A morte para os doentes terminais muitas vezes pode ser cruel e lenta, disseram médicos à BBC, com pacientes a passarem os seus últimos dias com a consciência afetada por medicação forte. A existência da morte assistida nesses casos, segundo esses médicos, tornou-se um bálsamo.
“Quase todas as vezes que considero um paciente elegível [para o programa], esse paciente para de se preocupar sobre como vai morrer e começa a perguntar-se como vai viver”, disse a médica Stefanie Green, presidente de uma associação canadiana de profissionais que trabalham com o programa.
“É objetivamente terapêutico dar a alguém essa opção”, disse Green.
Sem doença terminal
A expansão do programa no ano passado seguiu uma decisão judicial depois de duas pessoas de Montreal com doenças degenerativas recorrerem à Justiça.
Com isso, o Canadá entrou numa lista restrita de países, como Bélgica e Holanda, que permitem o suicídio assistido para pessoas que não enfrentam uma doença terminal.
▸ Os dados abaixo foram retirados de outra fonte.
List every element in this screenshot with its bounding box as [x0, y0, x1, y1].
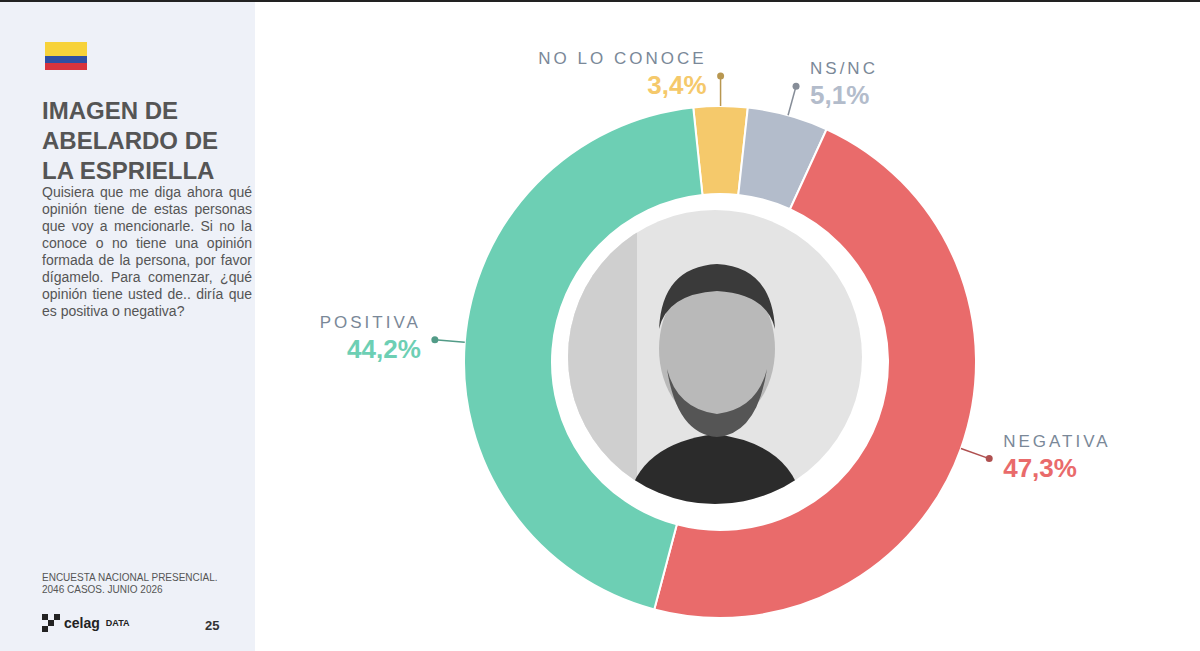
- svg-text:NEGATIVA: NEGATIVA: [1003, 432, 1110, 451]
- svg-text:POSITIVA: POSITIVA: [320, 313, 421, 332]
- svg-text:3,4%: 3,4%: [647, 70, 706, 100]
- html-text:ENCUESTA NACIONAL PRESENCIAL.: ENCUESTA NACIONAL PRESENCIAL.: [42, 572, 218, 583]
- svg-text:44,2%: 44,2%: [347, 334, 421, 364]
- html-text:2046 CASOS. JUNIO 2026: 2046 CASOS. JUNIO 2026: [42, 584, 163, 595]
- html-text:IMAGEN DE ABELARDO DE LA ESPRI: IMAGEN DE ABELARDO DE LA ESPRIELLA: [42, 97, 218, 184]
- svg-text:5,1%: 5,1%: [810, 80, 869, 110]
- html-text:Quisiera que me diga ahora qué: Quisiera que me diga ahora qué opinión t…: [42, 184, 252, 319]
- svg-text:NO LO CONOCE: NO LO CONOCE: [538, 49, 706, 68]
- svg-text:47,3%: 47,3%: [1003, 453, 1077, 483]
- svg-text:NS/NC: NS/NC: [810, 59, 878, 78]
- html-text:celag DATA: celag DATA: [64, 615, 130, 631]
- html-text:25: 25: [205, 618, 220, 633]
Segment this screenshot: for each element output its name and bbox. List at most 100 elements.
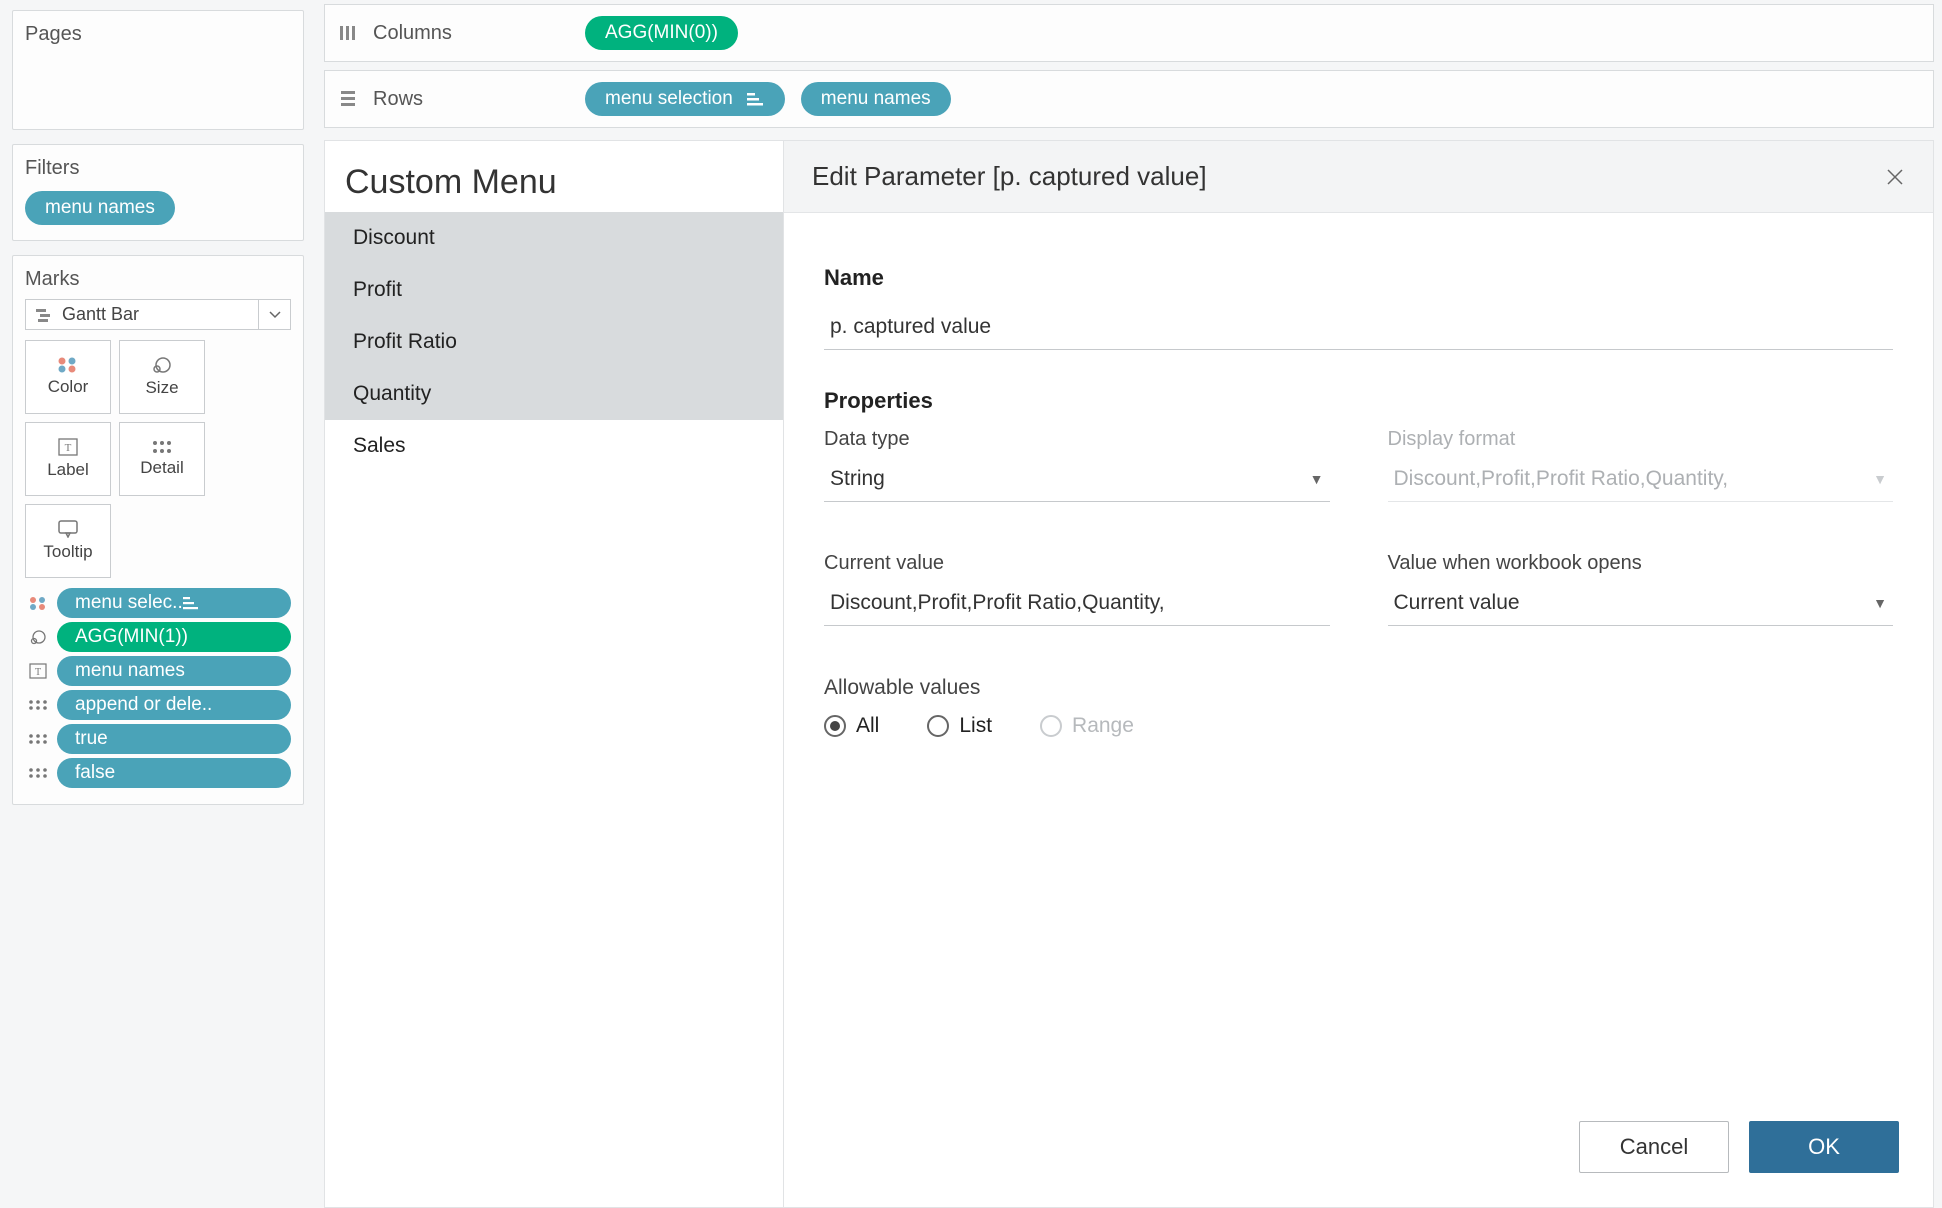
menu-item[interactable]: Discount — [325, 212, 783, 264]
mark-row: Tmenu names — [25, 656, 291, 686]
marks-pill-list: menu selec.. AGG(MIN(1)) Tmenu names append… — [25, 588, 291, 788]
menu-item[interactable]: Profit — [325, 264, 783, 316]
rows-pill-menu-names[interactable]: menu names — [801, 82, 951, 116]
filters-panel: Filters menu names — [12, 144, 304, 241]
columns-label: Columns — [373, 22, 452, 45]
mark-pill[interactable]: true — [57, 724, 291, 754]
mark-pill[interactable]: append or dele.. — [57, 690, 291, 720]
radio-range: Range — [1040, 714, 1134, 738]
current-value-input[interactable] — [824, 581, 1330, 626]
allowable-values-radios: All List Range — [824, 714, 1893, 738]
close-button[interactable] — [1885, 167, 1905, 187]
pill-label: menu names — [45, 197, 155, 219]
marks-color-button[interactable]: Color — [25, 340, 111, 414]
ok-button[interactable]: OK — [1749, 1121, 1899, 1173]
mark-row: AGG(MIN(1)) — [25, 622, 291, 652]
dialog-body: Name Properties Data type String ▼ Di — [784, 213, 1933, 738]
gantt-bar-icon — [36, 308, 54, 322]
dialog-header: Edit Parameter [p. captured value] — [784, 141, 1933, 213]
detail-dots-icon — [25, 767, 51, 779]
rows-icon — [339, 90, 361, 108]
label: Detail — [140, 458, 183, 478]
pill-label: menu names — [821, 88, 931, 110]
radio-circle-icon — [1040, 715, 1062, 737]
radio-circle-icon — [927, 715, 949, 737]
marks-buttons: Color Size T Label — [25, 340, 291, 578]
current-value-label: Current value — [824, 552, 1330, 575]
marks-label-button[interactable]: T Label — [25, 422, 111, 496]
pill-label: append or dele.. — [75, 694, 212, 716]
custom-menu-list: DiscountProfitProfit RatioQuantitySales — [325, 212, 783, 472]
pill-label: true — [75, 728, 108, 750]
marks-detail-button[interactable]: Detail — [119, 422, 205, 496]
mark-row: menu selec.. — [25, 588, 291, 618]
chevron-down-icon: ▼ — [1873, 471, 1887, 487]
edit-parameter-dialog: Edit Parameter [p. captured value] Name … — [784, 140, 1934, 1208]
sort-icon — [183, 596, 199, 610]
marks-panel: Marks Gantt Bar Color — [12, 255, 304, 805]
filter-pill-menu-names[interactable]: menu names — [25, 191, 175, 225]
columns-pill-agg-min0[interactable]: AGG(MIN(0)) — [585, 16, 738, 50]
radio-all[interactable]: All — [824, 714, 879, 738]
menu-item[interactable]: Quantity — [325, 368, 783, 420]
label: Color — [48, 377, 89, 397]
mark-pill[interactable]: menu names — [57, 656, 291, 686]
workspace: Custom Menu DiscountProfitProfit RatioQu… — [324, 140, 1934, 1208]
display-format-select: Discount,Profit,Profit Ratio,Quantity, ▼ — [1388, 457, 1894, 502]
open-value-label: Value when workbook opens — [1388, 552, 1894, 575]
tooltip-icon — [57, 520, 79, 538]
radio-circle-icon — [824, 715, 846, 737]
menu-item[interactable]: Profit Ratio — [325, 316, 783, 368]
marks-size-button[interactable]: Size — [119, 340, 205, 414]
radio-list-label: List — [959, 714, 992, 738]
pill-label: false — [75, 762, 115, 784]
mark-row: false — [25, 758, 291, 788]
rows-shelf[interactable]: Rows menu selection menu names — [324, 70, 1934, 128]
name-input[interactable] — [824, 305, 1893, 350]
close-icon — [1885, 167, 1905, 187]
columns-shelf[interactable]: Columns AGG(MIN(0)) — [324, 4, 1934, 62]
marks-type-row: Gantt Bar — [25, 299, 291, 330]
text-box-icon: T — [25, 663, 51, 679]
menu-item[interactable]: Sales — [325, 420, 783, 472]
color-dots-icon — [25, 596, 51, 610]
data-type-select[interactable]: String ▼ — [824, 457, 1330, 502]
chevron-down-icon — [269, 311, 281, 319]
label: Size — [145, 378, 178, 398]
dialog-footer: Cancel OK — [1579, 1121, 1899, 1173]
pages-panel: Pages — [12, 10, 304, 130]
rows-pill-menu-selection[interactable]: menu selection — [585, 82, 785, 116]
mark-pill[interactable]: menu selec.. — [57, 588, 291, 618]
marks-type-select[interactable]: Gantt Bar — [25, 299, 259, 330]
cancel-button[interactable]: Cancel — [1579, 1121, 1729, 1173]
pill-label: AGG(MIN(0)) — [605, 22, 718, 44]
mark-row: append or dele.. — [25, 690, 291, 720]
marks-type-label: Gantt Bar — [62, 304, 139, 325]
dialog-title: Edit Parameter [p. captured value] — [812, 161, 1207, 192]
columns-label-box: Columns — [339, 22, 569, 45]
side-panels: Pages Filters menu names Marks Gantt Bar — [0, 0, 316, 1208]
radio-all-label: All — [856, 714, 879, 738]
mark-pill[interactable]: AGG(MIN(1)) — [57, 622, 291, 652]
properties-section-label: Properties — [824, 388, 1893, 414]
display-format-value: Discount,Profit,Profit Ratio,Quantity, — [1394, 467, 1729, 491]
sort-icon — [747, 91, 765, 107]
allowable-values-label: Allowable values — [824, 676, 1893, 700]
custom-menu-title: Custom Menu — [325, 141, 783, 212]
radio-range-label: Range — [1072, 714, 1134, 738]
chevron-down-icon: ▼ — [1873, 595, 1887, 611]
radio-list[interactable]: List — [927, 714, 992, 738]
mark-pill[interactable]: false — [57, 758, 291, 788]
pill-label: AGG(MIN(1)) — [75, 626, 188, 648]
marks-type-dropdown[interactable] — [259, 299, 291, 330]
chevron-down-icon: ▼ — [1310, 471, 1324, 487]
pill-label: menu selec.. — [75, 592, 183, 614]
mark-row: true — [25, 724, 291, 754]
size-circle-icon — [151, 356, 173, 374]
marks-title: Marks — [25, 268, 291, 291]
pages-title: Pages — [25, 23, 291, 46]
marks-tooltip-button[interactable]: Tooltip — [25, 504, 111, 578]
open-value-select[interactable]: Current value ▼ — [1388, 581, 1894, 626]
size-circle-icon — [25, 629, 51, 645]
open-value-value: Current value — [1394, 591, 1520, 615]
A mudança permitiu que pessoas cuja única condição médica era uma doença mental fossem elegíveis para o programa. No entanto, os pedidos com base psiquiátrica teriam que esperar um prazo de dois anos até ao governo federal estabelecer padrões de segurança apropriados.
Assim, foram lançadas dúvidas sobre a inclusão de doentes não terminais.
Os primeiros críticos do programa incluem três especialistas em direitos humanos das Nações Unidas, que escreveram ao governo federal em 2021, alertando que a lei ampliada poderia desvalorizar a vida das pessoas com deficiência ao sugerir que uma condição grave era pior do que a morte.
Uma série de relatórios a sugerir que alguns canadianos optaram pela morte assistida em parte porque não podiam pagar por uma casa adequada também geraram temores de que o programa pudesse ser usado como uma solução para problemas sociais como pobreza, falta de habitação ou solidão extrema.
“Deixar as pessoas fazerem essa escolha [morrer] porque o Estado não cumpre os seus direitos humanos fundamentais é inaceitável”, disse Marie-Claud Landry, comissária-chefe da Comissão Canadiana de Direitos Humanos num comunicado em maio.
Outros apontaram para o que descrevem como frágeis salvaguardas do programa. “A lei é muito canadiana. Foi redigida de uma forma vaga para não ofender ninguém”, disse Li. A lei, afirma a médica, “não é específica o suficiente para proteger as pessoas”.
Inclusões de doenças mentais?
A inclusão de casos de saúde mental na proposta criou mais preocupações. No mês passado, sob críticas cada vez maiores, o governo canadiano disse que procuraria suspender a inclusão de doenças mentais (que estava prevista para começar em março deste ano) para permitir estudos adicionais.
“Queremos ser prudentes, queremos avançar passo a passo, para não cometer erros”, disse o ministro da Justiça, David Lametti.
Grande parte da controvérsia está no critério de “irremediabilidade” de uma doença mental — ou seja, se é incurável — e como isso pode ser avaliado. Essa é a condição para entrada no programa.
A Associação Canadiana de Saúde Mental alertou que “não é possível” determinar se algum caso particular de doença mental é incurável e opõe-se fortemente à mudança no programa para incluir essa condição.
Alguns psiquiatras importantes, como Karandeep Sonu Gaind, da Universidade de Toronto, disseram que as probabilidades de determinar se uma doença mental é irremediável são piores do que jogar cara ou coroa.
Agora não está claro quando é que a lei de morte assistida do Canadá será expandida para incluir doenças mentais. O ministro da Justiça não disse quanto tempo duraria a suspensão, mas não há indicação de que a pausa seja temporária, já que a medida provavelmente seria considerada inconstitucional nos tribunais.
“Estamos a ouvir e a ser responsivos”, disse Lametti no mês passado. “Sabemos que precisamos de fazer isto direito”.
Li comemorou a decisão do governo pelo adiamento, dizendo que os profissionais de saúde podem agora ter a oportunidade de estabelecer salvaguardas adequadas.
“O tempo para debater se ‘devemos fazer isso’ acabou”, disse ela. “O que precisamos de começar a falar é quando e como vamos fazer isso da forma correta”.